En même temps que la France entrait dans la réforme de ses universités, elle entrait aussi dans l’ère des conflits et des controverses. Conflits entre les chercheurs et l’Etat, mais aussi controverses entre les universitaires eux-mêmes.

On a vu fleurir des pamphlets d’une rare violence : ouvrages dont les titres sont par eux-mêmes des manifestes[1], ou articles dont on trouve les références sur les sites de « Sauvons la Recherche », « Sauvons l’Université »… Ces textes posent de vraies questions, mais ils en font une présentation dogmatique qui nuit grandement à la crédibilité de l’argumentation, au demeurant non exempte d’approximations et de simplifications abusives. Autour de ces thèses se retrouvent des « antilibéraux » mais aussi des universitaires plus « réactionnaires ».

Dans cet article un peu polémique, on passe en revue et on discute les « certitudes » de la « croisade » contre la « modernisation » des universités. C’est un préalable indispensable à une critique raisonnée du « nouveau management public » dans l’enseignement supérieur et la recherche[2].

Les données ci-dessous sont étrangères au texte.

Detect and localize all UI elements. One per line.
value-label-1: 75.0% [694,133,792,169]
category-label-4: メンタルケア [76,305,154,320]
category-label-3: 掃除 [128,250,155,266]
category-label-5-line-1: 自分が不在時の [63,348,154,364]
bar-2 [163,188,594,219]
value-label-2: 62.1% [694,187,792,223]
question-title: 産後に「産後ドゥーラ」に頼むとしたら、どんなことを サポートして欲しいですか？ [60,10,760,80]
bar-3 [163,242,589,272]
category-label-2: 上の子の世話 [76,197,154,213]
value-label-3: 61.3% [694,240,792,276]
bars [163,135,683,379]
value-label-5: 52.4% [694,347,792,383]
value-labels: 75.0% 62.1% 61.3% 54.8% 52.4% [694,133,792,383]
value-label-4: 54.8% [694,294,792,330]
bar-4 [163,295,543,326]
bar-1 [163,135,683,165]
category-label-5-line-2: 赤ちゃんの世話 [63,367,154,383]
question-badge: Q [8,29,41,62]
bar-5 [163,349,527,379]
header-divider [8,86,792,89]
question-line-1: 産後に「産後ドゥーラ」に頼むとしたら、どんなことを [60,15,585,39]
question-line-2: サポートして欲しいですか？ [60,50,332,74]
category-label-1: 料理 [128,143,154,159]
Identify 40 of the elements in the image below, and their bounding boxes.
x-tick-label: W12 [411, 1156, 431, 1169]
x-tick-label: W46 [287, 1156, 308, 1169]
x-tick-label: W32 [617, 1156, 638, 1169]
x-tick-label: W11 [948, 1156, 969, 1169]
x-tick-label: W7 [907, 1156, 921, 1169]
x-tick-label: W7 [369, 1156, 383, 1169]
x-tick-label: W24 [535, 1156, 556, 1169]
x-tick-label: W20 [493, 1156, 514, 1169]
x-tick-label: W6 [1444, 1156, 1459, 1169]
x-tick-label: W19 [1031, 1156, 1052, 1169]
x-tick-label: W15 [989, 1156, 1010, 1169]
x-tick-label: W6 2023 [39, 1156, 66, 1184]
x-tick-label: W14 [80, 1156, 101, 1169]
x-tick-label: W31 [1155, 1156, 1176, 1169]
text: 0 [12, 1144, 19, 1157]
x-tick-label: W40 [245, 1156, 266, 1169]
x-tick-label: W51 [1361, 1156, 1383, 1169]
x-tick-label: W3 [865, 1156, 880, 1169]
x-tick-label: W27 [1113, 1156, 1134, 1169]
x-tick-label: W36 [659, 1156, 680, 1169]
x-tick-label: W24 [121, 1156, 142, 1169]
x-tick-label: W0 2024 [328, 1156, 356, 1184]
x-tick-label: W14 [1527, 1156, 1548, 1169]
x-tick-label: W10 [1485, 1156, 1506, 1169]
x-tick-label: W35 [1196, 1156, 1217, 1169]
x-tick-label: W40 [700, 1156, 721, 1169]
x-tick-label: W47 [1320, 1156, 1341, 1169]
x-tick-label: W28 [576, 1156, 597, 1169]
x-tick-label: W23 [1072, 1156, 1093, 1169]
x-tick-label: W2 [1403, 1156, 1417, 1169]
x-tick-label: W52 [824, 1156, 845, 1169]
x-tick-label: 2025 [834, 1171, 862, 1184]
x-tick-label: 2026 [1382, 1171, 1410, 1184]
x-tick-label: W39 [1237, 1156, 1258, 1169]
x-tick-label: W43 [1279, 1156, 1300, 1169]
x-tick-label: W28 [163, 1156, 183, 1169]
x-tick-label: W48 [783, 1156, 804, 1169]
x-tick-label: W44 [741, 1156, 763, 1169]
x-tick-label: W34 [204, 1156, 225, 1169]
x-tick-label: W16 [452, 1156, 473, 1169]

UNE VISION DOGMATIQUE ET CATASTROPHISTE

L’idée générale développée dans les textes cités ici, est que la réforme en cours n’est pas conçue pour résoudre les problèmes des universités, mais pour appliquer un modèle idéologique néolibéral lié à la mondialisation de l’économie. Cette réforme, à l’œuvre dans tous les pays, serait en train de détruire « la conception du savoir formulée par les Lumières et la vision « humboldtienne » de l’université » pour faire de l’enseignement supérieur, « non plus un droit des citoyens nationaux, mais un bien marchand »[3]. Au travers du « nouveau management public », on institue une « hégémonie totale de la rationalité instrumentale et de l’efficacité » que l’on peut qualifier de « macdonalisation de la société ». « Les universités sont des fast-foods qui vendent les idées que les gestionnaires pensent profitables »[4]. On voit s’établir ici une identification entre « université entrepreneuriale » et entreprise marchande, ce qui n’est quand même pas la même chose. Une « université entrepreneuriale » peut se définir comme « une entreprise non marchande ou à but non lucratif, recevant des financements publics et privés, mais exerçant aussi des activités commerciales, et disposant de l’autonomie de gestion de ses actifs et de ses personnels »[5]. Il n’est pas scandaleux d’envisager l’enseignement supérieur notamment sous l’angle de sa fonction dans l’économie. Ceci n’implique pas ipso facto qu’on en fasse un bien marchand.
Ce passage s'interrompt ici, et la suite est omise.